Der fahle, flackernde Lichtschein reichte aus, ihn die Situation erkennen zu lassen. Die Eisenkugeln glänzten feucht, in winzigen Tropfen rann das Wasser an ihnen entlang und sammelte sich auf dem Boden.
Das Pulver in den Fässern war einigermaßen gut vor der Feuchtigkeit geschützt, aber die Leinenkartuschen waren zäh.
„Das darf doch nicht wahr sein.“ Philip junior stöhnte unterdrückt und fuhr sich mit der Hand übers Gesicht. „Einen solchen Mist habe ich noch nicht erlebt. Wenn Al das sieht, gibt es ein Riesendonnerwetter.“
„Wir müssen für bessere Durchlüftung sorgen.“
„Und noch mehr feuchte Luft nach unten lassen? Ich bin froh, daß die Luken inzwischen verschalkt sind.“
„Dann gibt es nur eins: Der Kutscher soll eine Extraration Rum austeilen. Wir brauchen leere Buddeln, damit Ferris Höllenflaschen basteln kann.“
„Woher nimmt er das trockene Pulver?“
„Aus den Fässern.“ Hasard junior versuchte ein zuversichtliches Grinsen, was ihm aber nur leidlich gelang. „Für ein Fläschchen braucht er immerhin nicht die zwölf Pfund wie für eine Culverine. Und versuche mal, bei dem anhaltenden Wolkenbruch Pulver aus einem Faß trocken ins Rohr zu schaufeln.“
Bis weit in den Nachmittag hinein schüttete es wie aus Kübeln. Der Wind sprang mehrfach um, und allmählich breitete sich an Bord der Schebecke eine Art Weltuntergangsstimmung aus. Die schlechte Sicht und der hohe Seegang allein wären noch zu ertragen gewesen, aber die schwülwarme Nässe zehrte an den Nerven.
Ein einziges Mal schien die dichte, tiefhängende Wolkendecke aufzureißen. Vorübergehend wurde ein Stück strahlend blauen Himmels sichtbar und huschten irrlichternde Strahlenfinger über die aufgewühlte, von Gischt gekrönte See, aber dann schob sich erneut die dräuende Schwärze vor die Sonne und breitete Düsternis aus.

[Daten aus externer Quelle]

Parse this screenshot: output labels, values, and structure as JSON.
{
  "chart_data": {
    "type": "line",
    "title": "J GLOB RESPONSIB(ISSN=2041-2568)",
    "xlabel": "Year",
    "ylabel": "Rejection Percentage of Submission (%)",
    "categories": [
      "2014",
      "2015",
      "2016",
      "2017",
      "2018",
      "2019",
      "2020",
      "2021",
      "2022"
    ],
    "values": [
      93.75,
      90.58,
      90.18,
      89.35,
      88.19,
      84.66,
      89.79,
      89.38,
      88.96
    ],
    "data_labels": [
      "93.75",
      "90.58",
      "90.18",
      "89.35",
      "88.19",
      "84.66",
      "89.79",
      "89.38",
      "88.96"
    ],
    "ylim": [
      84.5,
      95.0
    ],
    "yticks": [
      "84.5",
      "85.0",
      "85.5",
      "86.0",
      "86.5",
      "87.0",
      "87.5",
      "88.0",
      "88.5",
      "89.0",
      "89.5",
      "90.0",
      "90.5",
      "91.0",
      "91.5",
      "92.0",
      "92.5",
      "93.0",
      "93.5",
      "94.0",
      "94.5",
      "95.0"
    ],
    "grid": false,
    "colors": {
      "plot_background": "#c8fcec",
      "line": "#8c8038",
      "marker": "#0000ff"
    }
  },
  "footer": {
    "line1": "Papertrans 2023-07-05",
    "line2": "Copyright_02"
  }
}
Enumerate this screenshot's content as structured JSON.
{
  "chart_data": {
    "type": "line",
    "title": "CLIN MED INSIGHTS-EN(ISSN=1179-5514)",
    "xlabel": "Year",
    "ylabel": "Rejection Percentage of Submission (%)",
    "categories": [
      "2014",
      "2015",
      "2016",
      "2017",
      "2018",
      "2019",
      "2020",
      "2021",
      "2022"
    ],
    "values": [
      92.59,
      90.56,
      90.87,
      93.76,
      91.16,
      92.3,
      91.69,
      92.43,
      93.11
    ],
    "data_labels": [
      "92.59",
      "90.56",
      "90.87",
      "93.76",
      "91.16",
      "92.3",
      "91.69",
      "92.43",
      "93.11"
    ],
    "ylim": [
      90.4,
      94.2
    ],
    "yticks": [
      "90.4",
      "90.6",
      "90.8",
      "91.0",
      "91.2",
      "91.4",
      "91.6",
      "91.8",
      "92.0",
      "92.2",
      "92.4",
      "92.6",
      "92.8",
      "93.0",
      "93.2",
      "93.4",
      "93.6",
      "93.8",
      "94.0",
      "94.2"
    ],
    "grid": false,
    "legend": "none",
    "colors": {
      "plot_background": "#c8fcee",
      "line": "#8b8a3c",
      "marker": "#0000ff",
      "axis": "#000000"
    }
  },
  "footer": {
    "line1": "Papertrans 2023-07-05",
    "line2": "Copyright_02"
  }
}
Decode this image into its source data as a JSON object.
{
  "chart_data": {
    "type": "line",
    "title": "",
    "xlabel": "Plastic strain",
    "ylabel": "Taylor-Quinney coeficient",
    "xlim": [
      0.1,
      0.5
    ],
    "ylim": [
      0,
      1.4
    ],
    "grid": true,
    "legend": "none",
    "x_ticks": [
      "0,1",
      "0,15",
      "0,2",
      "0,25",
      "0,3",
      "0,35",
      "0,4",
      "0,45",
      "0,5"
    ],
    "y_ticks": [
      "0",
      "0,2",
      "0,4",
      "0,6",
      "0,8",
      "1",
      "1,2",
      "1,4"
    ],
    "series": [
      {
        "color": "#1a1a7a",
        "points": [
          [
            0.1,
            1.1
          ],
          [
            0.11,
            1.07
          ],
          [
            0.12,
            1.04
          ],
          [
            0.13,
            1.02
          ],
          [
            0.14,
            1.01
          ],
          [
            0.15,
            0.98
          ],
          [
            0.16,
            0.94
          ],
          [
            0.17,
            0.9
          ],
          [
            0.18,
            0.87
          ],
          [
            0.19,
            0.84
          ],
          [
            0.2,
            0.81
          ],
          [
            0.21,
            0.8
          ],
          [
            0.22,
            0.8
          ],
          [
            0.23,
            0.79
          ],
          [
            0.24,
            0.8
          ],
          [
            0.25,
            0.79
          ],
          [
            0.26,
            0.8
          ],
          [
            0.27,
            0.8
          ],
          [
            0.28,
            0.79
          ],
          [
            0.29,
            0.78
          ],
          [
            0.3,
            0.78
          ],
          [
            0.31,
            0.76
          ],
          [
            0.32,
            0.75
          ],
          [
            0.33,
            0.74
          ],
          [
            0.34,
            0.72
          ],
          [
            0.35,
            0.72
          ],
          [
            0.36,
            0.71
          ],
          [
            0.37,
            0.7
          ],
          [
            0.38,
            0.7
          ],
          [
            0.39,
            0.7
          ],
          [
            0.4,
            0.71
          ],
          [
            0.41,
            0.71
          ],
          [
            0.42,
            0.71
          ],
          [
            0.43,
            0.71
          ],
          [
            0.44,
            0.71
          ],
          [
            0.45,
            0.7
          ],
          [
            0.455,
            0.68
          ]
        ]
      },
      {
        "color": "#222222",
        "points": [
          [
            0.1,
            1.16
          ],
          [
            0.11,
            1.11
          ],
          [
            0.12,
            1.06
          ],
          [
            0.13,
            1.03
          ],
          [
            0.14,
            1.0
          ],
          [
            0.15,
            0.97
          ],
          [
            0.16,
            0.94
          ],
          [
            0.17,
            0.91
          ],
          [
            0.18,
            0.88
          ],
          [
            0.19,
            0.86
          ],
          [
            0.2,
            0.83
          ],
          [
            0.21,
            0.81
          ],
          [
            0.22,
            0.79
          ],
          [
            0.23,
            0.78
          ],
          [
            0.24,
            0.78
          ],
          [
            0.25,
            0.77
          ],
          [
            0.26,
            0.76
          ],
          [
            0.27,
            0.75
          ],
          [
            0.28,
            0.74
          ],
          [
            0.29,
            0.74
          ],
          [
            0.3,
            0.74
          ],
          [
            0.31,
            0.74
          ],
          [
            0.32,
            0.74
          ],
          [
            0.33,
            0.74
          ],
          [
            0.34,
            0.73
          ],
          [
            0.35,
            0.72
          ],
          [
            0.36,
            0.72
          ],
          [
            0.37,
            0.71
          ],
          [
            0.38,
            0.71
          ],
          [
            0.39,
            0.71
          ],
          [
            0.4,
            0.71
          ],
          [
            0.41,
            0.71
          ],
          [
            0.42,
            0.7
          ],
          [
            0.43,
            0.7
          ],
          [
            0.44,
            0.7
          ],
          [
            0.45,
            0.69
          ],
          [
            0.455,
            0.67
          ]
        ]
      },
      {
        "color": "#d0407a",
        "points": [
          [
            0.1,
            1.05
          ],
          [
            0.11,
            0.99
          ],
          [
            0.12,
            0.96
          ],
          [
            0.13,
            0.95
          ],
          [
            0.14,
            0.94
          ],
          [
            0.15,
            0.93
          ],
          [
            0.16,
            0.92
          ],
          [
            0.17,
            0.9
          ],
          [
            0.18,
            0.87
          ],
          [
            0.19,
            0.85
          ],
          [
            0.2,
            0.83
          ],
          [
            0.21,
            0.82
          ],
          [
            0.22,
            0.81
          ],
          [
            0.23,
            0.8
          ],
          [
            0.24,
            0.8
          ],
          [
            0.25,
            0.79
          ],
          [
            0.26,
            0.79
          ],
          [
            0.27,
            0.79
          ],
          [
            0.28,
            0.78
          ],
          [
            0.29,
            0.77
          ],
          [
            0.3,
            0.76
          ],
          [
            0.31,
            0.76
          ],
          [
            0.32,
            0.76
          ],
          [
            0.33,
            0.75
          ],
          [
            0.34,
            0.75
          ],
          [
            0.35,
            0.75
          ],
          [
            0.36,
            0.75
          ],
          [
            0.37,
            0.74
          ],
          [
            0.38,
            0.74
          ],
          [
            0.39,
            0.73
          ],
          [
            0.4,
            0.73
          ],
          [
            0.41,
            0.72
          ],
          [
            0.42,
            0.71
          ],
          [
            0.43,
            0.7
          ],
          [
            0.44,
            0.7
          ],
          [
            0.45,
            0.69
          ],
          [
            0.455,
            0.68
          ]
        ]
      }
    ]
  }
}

Das Stück Küste, das an Backbord kurz zu erkennen gewesen war, versank wieder im Dunst.
Eine Positionsbestimmung war unmöglich, auch die Karten waren nutzlos. Die Schebecke segelte irgendwo im Golf von Cambay nach Süden – wahrscheinlich noch nördlich des Tapti, denn dessen Mündungsgebiet hatte bislang niemand bemerkt. Wegen den enormen Schlammassen, die der Fluß derzeit mit sich führte, mußte die Verfärbung des Wassers selbst Meilen vor der Küste gut zu erkennen sein.
Irgendwo in der Nähe segelte die „Ghost“, das hatten zumindest die Aussagen der einheimischen Fischer und Händler ergeben. Die Karavelle lag ebenfalls auf Südkurs.